McDougal’s peer mentor, Ph.D. student Mohd Shaharyar Wani, said the project deepened his own knowledge of the patent process. He also made a point of introducing McDougal to the techniques used to characterize new materials. Bringing together this knowledge “broadens the thought process,” said Wani. “It helped him learn to put patent claims in a very precise manner to have more impact.”

The staff of the Prison Teaching Initiative (PTI) help recruit and support the program’s interns. PTI has brought higher education classes to prisons around New Jersey since 2006, and is a founding partner of the National Science Foundation’s STEM-OPS network, which advances STEM learning opportunities for people who are currently and formerly incarcerated.

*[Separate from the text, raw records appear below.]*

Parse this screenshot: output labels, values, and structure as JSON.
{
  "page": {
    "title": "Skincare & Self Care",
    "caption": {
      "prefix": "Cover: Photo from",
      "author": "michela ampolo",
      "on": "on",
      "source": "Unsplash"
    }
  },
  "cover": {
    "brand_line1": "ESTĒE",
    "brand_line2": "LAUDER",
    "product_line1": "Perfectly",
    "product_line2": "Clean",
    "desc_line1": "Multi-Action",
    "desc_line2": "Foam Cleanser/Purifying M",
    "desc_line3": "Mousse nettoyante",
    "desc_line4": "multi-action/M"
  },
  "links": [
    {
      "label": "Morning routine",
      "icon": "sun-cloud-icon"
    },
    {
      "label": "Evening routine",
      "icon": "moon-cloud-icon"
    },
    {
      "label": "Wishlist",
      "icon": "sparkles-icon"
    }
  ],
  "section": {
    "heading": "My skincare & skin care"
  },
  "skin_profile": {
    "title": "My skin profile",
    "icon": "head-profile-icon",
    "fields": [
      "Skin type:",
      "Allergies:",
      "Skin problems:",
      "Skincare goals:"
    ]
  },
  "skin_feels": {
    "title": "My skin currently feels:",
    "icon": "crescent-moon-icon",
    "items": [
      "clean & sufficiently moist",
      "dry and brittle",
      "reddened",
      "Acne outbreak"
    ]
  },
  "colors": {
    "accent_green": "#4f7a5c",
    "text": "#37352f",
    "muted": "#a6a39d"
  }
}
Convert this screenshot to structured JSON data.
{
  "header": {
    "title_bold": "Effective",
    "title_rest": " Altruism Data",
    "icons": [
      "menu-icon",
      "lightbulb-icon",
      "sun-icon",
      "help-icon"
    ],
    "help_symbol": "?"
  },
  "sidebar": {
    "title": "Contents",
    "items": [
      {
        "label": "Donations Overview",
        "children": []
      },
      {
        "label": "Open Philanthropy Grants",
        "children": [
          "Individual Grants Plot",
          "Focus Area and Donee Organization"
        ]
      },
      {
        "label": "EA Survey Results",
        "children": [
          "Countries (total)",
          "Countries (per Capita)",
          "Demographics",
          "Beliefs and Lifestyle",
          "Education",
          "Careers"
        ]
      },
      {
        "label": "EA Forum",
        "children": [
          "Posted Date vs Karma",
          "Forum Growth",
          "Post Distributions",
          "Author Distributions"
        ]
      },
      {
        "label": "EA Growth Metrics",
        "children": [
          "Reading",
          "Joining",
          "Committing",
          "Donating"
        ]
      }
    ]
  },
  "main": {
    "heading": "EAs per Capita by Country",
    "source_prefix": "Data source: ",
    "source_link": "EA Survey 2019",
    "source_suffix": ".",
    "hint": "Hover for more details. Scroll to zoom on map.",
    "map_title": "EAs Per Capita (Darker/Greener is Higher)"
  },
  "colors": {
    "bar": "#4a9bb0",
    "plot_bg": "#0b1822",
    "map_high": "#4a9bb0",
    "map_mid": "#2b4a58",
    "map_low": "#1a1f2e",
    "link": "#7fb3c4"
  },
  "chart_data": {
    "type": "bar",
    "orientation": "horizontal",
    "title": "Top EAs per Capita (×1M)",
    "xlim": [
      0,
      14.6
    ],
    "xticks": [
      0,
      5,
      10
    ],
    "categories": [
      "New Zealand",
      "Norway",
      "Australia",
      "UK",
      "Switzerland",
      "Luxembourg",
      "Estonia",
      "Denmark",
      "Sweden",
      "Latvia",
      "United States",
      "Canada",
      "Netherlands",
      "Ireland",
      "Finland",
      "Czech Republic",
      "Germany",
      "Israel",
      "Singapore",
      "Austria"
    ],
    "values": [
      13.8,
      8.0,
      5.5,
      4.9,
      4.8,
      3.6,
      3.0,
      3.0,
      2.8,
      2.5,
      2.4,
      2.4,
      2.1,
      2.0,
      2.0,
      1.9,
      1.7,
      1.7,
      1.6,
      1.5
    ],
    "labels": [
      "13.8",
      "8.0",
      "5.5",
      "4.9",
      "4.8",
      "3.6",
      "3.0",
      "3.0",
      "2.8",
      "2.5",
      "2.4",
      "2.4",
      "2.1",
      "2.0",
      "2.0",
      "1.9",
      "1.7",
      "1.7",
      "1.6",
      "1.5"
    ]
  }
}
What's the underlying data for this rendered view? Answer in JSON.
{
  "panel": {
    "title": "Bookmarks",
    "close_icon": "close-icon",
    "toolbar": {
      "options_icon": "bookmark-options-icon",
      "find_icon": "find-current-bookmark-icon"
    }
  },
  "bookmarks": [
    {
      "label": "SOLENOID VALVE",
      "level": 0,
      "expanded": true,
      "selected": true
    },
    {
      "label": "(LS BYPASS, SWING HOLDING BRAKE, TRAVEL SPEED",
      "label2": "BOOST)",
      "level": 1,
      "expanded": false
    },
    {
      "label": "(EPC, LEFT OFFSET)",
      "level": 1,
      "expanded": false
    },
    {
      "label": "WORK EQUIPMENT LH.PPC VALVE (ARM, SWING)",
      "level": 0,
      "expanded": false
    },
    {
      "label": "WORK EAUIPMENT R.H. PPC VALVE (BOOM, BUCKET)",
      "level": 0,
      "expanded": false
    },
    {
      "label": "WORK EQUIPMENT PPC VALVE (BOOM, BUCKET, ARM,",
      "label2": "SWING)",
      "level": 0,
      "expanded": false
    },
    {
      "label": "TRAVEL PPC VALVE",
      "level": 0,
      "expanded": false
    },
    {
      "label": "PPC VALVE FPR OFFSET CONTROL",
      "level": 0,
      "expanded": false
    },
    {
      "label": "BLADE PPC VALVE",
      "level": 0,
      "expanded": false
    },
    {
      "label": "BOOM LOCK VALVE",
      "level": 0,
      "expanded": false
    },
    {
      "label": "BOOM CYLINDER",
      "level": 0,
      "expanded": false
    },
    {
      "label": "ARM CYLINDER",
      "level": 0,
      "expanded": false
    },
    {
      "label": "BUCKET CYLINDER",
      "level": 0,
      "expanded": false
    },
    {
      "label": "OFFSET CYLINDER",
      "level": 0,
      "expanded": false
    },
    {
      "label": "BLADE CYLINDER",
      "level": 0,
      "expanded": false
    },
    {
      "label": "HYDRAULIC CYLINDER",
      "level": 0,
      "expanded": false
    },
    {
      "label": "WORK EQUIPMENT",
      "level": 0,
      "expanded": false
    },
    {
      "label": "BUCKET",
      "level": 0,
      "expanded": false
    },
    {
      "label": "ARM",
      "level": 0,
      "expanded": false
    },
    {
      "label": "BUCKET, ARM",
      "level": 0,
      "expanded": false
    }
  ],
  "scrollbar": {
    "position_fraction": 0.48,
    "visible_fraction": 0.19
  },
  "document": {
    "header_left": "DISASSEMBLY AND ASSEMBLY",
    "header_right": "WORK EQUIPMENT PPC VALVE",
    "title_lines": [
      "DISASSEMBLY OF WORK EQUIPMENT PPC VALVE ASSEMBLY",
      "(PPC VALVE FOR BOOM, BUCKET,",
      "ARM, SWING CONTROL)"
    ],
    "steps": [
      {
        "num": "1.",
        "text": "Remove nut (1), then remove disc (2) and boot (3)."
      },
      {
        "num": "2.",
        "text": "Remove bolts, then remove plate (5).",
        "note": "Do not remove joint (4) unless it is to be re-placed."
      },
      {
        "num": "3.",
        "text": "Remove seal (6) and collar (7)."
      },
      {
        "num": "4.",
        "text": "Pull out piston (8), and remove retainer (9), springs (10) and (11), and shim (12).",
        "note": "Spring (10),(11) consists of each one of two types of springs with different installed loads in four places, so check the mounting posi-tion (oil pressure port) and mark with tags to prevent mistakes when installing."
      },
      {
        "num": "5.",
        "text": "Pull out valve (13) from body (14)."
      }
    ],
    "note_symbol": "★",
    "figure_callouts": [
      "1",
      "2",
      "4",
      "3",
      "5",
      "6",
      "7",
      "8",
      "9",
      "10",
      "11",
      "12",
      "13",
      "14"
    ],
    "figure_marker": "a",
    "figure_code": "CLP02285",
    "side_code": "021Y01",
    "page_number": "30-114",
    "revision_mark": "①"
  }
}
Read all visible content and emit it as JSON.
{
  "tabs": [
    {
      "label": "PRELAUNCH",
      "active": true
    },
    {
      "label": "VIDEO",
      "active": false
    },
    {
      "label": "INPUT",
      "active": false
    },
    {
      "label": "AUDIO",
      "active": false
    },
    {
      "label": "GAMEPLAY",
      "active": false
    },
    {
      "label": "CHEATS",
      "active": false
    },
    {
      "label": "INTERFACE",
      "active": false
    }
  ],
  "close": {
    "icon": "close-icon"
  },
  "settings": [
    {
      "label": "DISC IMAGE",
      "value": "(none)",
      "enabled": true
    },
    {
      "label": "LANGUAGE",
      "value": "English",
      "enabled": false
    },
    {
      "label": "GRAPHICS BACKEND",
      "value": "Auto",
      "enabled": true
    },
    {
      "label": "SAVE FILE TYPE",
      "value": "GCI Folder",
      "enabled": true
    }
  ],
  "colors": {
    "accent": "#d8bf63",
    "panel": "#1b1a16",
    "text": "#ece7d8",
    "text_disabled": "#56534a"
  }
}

The program builds on the success of Princeton’s efforts to expand opportunities for students from other institutions who might not otherwise have access to research as undergraduates. Jannette Carey, associate professor of chemistry, has run a summer research program in molecular biophysics since 2014, and approached vonHoldt with the idea of starting a program specifically for students who were formerly incarcerated.

“I often struggle with how to conduct effective outreach and science communication,” said vonHoldt, whose research uses genetics to understand the ecology, diversity and evolution and of wild and domesticated canines. “I do a lot of seminars and social media, but there are certain populations of students that we have done a disservice to. This, to me, was the most tangible way of reaching a population of students to give them the support that sometimes is really hard to come by.”

Along with research and technical training, the internship included career development and support from Dameon Stackhouse, an alumnus of the molecular biophysics summer program who is now a social worker for Somerset County, New Jersey.

Building relationships is a key part of the experience for students, said Stackhouse, who began earning his Rutgers degree while in prison. “Only individuals that have been through incarceration can fully understand the dynamics of pursuing your educational goals” in this context, with all the challenges and triumphs it entails, he said.

McDougal said that getting to know researchers and the community at Princeton has changed his outlook on the future.

“I didn’t see myself in the academic world. I didn’t really look at that as a possibility,” he said. “But now I see it as a possibility. Being around younger students keeps you young. It feeds your inner creativity.”